Tanpa mengatakan apa pun Melviano membawa Keysa sampai ke ranjang. Dia bahkan membantu wanita itu membaringkan diri. Keysa berniat kembali bangun karena sadar saat ini bukan waktunya untuk beristirahat, Stela pasti marah besar jika mengetahui ini. Tetapi gerakannya terhenti karena Melviano menahan bahunya agar tetap berbaring.
“Lebih baik kamu istirahat dulu supaya cepat sembuh.”
Keysa menggeleng tegas, “Tidak bisa, Pak. Nona Stela pasti sedang menunggu saya. Dia bisa marah jika tahu saya malah tidur di kamar. Parahnya mungkin karena masalah ini dia akan memecat saya.”
“Kamu kan sedang sakit. Masa iya, dia sekejam itu.”
Keysa tersenyum miris, ingin mengatakan bossnya memang sekejam itu bahkan lebih kejam dari yang Melviano bayangkan, tapi dia urung mengatakannya karena tak mungkin dia menjelek-jelekan atasannya sendiri di depan pria asing yang baru dia kenal.
“Tidak apa-apa, Pak. Kondisi saya juga sudah baikan.”

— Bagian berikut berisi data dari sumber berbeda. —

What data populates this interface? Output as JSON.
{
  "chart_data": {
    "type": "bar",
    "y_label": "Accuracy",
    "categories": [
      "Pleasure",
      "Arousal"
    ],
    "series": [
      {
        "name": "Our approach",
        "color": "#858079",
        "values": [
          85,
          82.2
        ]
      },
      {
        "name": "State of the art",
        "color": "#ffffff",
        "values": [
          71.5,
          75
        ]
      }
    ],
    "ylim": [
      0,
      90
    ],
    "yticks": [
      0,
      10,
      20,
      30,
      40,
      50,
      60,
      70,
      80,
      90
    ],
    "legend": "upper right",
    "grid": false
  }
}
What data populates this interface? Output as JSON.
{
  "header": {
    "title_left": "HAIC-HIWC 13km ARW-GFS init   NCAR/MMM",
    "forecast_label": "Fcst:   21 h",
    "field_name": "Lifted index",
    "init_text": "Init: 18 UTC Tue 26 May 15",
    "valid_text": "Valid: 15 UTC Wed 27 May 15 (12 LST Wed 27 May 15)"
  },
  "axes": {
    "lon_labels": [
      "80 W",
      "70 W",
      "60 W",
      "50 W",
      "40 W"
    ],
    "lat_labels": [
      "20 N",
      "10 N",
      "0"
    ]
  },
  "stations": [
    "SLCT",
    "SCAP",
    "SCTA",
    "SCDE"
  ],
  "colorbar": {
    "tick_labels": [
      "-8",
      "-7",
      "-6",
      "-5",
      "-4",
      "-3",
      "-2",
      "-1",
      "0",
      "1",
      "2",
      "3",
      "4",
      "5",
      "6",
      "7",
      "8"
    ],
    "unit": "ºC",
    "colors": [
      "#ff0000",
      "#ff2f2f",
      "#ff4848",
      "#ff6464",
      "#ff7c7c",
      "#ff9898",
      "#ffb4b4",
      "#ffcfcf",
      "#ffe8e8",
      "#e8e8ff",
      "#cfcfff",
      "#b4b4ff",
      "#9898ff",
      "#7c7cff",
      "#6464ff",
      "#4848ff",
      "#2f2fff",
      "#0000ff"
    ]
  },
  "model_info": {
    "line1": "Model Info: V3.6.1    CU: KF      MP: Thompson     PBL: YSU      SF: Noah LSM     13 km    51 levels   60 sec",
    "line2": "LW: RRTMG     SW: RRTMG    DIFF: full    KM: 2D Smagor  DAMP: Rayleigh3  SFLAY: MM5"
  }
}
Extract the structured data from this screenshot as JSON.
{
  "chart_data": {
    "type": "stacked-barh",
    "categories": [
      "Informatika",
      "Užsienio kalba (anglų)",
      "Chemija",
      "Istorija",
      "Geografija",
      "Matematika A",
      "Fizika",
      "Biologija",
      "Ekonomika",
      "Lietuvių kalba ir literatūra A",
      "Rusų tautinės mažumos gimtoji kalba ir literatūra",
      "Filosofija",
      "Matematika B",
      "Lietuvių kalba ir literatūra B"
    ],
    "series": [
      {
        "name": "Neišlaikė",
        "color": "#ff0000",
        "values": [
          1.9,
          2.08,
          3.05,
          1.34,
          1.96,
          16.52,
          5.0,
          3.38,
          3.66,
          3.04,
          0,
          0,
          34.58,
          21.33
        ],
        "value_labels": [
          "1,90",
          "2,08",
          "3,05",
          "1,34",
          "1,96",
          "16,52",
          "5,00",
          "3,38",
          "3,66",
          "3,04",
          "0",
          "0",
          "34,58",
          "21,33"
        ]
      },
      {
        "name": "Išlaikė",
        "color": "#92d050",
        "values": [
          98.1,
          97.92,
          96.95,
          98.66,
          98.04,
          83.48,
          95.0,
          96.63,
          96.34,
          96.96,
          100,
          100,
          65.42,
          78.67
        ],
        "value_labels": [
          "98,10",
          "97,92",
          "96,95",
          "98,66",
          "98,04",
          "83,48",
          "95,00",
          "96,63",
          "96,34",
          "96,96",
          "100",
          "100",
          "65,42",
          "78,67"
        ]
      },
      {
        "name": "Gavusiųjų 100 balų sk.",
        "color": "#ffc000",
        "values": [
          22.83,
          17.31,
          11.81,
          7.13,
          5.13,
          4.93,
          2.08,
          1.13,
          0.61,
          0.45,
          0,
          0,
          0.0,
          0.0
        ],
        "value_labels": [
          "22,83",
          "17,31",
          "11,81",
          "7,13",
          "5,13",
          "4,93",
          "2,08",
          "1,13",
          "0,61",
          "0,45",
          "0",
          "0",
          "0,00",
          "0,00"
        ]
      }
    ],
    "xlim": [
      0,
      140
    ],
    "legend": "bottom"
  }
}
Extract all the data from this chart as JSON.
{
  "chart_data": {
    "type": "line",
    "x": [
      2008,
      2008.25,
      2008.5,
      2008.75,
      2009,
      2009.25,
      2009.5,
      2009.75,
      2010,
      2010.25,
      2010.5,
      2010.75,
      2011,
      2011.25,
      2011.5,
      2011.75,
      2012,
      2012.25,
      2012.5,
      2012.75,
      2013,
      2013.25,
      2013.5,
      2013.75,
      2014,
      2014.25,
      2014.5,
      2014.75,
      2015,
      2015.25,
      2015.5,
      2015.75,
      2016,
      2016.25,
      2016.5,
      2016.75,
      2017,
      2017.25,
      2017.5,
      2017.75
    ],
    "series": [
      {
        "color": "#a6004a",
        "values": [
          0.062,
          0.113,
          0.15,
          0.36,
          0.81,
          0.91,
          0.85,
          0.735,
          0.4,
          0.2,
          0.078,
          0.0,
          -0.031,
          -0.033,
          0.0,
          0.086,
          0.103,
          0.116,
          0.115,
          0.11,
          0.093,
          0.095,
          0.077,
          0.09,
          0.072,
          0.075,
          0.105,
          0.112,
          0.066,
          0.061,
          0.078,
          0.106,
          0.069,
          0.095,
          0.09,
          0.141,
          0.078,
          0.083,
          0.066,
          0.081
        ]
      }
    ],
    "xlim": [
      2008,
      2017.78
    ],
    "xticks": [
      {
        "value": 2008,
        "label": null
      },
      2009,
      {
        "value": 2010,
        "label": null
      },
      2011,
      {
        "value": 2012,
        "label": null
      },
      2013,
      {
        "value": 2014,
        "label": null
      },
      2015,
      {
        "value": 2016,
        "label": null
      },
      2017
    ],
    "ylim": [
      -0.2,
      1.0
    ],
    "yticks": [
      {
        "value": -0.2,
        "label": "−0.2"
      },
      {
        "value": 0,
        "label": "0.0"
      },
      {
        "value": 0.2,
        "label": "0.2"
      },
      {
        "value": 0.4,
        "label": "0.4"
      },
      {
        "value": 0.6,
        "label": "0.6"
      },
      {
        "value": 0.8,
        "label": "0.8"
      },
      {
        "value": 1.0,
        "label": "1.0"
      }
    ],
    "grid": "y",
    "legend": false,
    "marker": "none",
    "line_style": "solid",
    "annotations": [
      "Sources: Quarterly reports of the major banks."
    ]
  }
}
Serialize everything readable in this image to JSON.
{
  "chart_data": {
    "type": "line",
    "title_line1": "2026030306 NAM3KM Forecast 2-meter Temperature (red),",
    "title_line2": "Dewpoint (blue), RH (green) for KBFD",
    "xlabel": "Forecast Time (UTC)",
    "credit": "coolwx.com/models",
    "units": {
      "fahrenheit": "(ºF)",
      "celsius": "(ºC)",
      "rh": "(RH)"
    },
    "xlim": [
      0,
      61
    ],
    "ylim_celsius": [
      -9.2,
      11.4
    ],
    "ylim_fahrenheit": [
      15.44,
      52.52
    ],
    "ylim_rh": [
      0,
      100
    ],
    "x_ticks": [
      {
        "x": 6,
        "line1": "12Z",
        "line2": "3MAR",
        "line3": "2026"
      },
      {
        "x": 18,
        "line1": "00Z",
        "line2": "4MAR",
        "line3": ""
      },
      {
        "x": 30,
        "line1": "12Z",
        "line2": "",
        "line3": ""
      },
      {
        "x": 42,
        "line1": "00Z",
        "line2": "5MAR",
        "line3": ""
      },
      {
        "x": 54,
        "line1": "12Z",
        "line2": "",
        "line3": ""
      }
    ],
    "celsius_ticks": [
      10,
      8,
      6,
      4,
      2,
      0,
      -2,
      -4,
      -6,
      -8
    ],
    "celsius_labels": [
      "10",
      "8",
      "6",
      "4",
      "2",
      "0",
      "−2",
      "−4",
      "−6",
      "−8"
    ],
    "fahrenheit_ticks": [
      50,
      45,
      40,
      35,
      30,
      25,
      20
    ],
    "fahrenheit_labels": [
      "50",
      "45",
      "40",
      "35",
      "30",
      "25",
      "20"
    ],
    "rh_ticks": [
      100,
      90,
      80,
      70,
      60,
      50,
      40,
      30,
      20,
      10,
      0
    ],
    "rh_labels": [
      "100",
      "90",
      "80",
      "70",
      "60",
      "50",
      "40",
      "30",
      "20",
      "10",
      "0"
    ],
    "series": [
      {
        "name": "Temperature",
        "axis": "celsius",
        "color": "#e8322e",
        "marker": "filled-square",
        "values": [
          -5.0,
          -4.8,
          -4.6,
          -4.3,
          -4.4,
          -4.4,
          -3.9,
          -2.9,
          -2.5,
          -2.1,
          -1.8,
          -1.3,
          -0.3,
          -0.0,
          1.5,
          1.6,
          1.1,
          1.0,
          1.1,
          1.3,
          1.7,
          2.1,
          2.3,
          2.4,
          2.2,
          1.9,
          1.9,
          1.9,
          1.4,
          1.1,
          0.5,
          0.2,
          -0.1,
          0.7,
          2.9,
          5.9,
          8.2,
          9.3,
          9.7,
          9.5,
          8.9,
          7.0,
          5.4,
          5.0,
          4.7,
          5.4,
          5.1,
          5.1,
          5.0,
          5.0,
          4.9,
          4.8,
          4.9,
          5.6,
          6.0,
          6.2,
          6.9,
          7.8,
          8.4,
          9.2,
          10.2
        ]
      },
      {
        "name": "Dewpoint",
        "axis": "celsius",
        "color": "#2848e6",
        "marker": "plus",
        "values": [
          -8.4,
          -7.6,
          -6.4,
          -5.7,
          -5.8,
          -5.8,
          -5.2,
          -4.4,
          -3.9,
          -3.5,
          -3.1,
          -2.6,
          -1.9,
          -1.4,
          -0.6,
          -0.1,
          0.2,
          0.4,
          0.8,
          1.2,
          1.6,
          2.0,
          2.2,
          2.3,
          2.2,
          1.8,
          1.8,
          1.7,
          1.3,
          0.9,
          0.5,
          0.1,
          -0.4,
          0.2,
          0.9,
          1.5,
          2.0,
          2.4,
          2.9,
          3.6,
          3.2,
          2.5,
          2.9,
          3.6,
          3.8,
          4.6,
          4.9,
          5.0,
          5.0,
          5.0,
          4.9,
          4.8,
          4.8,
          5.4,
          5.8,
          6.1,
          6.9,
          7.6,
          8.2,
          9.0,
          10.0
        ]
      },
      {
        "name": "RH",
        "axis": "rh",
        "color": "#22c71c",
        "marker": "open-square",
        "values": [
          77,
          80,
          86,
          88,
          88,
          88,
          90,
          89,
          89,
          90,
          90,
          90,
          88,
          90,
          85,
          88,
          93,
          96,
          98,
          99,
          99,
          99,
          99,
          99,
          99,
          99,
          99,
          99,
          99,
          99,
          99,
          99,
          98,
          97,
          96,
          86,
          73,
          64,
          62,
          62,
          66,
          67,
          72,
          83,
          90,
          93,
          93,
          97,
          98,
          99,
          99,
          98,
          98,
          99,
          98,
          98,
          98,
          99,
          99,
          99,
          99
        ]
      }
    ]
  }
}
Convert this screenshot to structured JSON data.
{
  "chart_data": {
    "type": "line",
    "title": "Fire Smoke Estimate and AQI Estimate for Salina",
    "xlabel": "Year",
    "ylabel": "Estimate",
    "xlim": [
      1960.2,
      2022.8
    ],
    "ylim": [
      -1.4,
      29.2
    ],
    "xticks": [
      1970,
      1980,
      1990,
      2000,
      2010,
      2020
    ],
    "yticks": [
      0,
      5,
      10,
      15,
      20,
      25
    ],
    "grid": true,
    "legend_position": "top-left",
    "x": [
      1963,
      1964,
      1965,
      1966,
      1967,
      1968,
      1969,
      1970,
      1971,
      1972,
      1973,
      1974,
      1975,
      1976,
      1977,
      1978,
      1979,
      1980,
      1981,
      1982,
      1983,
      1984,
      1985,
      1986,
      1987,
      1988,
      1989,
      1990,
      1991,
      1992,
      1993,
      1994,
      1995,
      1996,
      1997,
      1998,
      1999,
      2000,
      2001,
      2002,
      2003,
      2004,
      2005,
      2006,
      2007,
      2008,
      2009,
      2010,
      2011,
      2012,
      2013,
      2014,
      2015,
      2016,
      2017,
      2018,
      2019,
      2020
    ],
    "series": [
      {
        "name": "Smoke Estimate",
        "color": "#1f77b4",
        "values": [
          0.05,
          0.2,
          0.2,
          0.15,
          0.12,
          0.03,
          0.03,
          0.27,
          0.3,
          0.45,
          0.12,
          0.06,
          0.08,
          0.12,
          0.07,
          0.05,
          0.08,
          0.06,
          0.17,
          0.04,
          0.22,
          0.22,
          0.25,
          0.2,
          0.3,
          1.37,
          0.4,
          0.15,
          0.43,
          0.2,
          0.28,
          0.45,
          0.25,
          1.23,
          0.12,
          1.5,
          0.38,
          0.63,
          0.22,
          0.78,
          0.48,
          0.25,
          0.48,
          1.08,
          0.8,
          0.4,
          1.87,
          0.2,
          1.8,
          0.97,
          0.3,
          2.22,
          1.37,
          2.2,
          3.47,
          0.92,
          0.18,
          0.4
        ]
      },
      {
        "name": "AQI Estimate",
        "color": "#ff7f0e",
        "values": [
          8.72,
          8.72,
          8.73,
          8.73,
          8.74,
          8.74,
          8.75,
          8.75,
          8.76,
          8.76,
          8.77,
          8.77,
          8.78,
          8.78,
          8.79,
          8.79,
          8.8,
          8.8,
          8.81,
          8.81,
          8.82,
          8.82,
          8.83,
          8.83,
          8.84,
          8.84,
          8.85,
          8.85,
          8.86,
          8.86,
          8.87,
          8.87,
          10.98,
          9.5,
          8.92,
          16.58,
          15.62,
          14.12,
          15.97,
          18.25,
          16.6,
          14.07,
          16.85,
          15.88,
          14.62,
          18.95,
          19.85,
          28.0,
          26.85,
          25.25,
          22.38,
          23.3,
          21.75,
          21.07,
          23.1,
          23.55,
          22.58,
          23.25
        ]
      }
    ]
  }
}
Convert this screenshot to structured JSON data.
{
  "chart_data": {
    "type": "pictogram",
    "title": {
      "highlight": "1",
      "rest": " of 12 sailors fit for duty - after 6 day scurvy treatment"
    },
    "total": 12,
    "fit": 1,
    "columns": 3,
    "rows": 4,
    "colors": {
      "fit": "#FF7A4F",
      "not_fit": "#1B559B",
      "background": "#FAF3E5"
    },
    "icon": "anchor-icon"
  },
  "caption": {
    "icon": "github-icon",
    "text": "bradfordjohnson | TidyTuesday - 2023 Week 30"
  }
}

“Wajah kamu masih pucat. Kamu juga tidak bisa bohong karena suhu tubuhmu cukup tinggi waktu aku papah tadi. Tidur saja. Masalah bossmu itu biar aku yang urus. Aku yang akan menjelaskan kondisimu padanya.”
“Memangnya apa yang ingin kamu jelaskan padaku, Pak Vian?”
Melviano yang sejak tadi menatap datar pada Keysa, tercekat begitu suara seseorang terdengar dari arah belakang. Bukan suara yang asing di telinganya karena suara itu sudah begitu familiar, membuat Melviano seketika kembali mengingat kenangan buruk di masa lalu antara dirinya dan si pemilik suara.
Melviano mendengus dalam hati, sebelum dia berbalik badan untuk melihat seseorang yang menjadi satu-satunya alasan dirinya mendatangi Villa ini. Dan saat melihat Stela sedang berdiri di dekat pintu sambil bersedekap d**a, Melviano tersenyum tipis. Itu dia, satu-satunya wanita yang pernah dia sukai sekaligus wanita yang paling dia benci. Wanita yang membuatnya menyimpan dendam selama sepuluh tahun lamanya karena ingin membuat wanita itu merasakan malu seperti yang dirasakannya dulu.
Akhirnya berkat asisten wanita itu yang baru saja dia tolong, Melviano menjadi memiliki akses mudah untuk mulai mendekati targetnya.
“Oh, Hai. Kebetulan kamu ada di sini. Bisa kita bicara sebentar?” ucap Melviano. Dan rencana balas dendamnya pun dimulai di sini.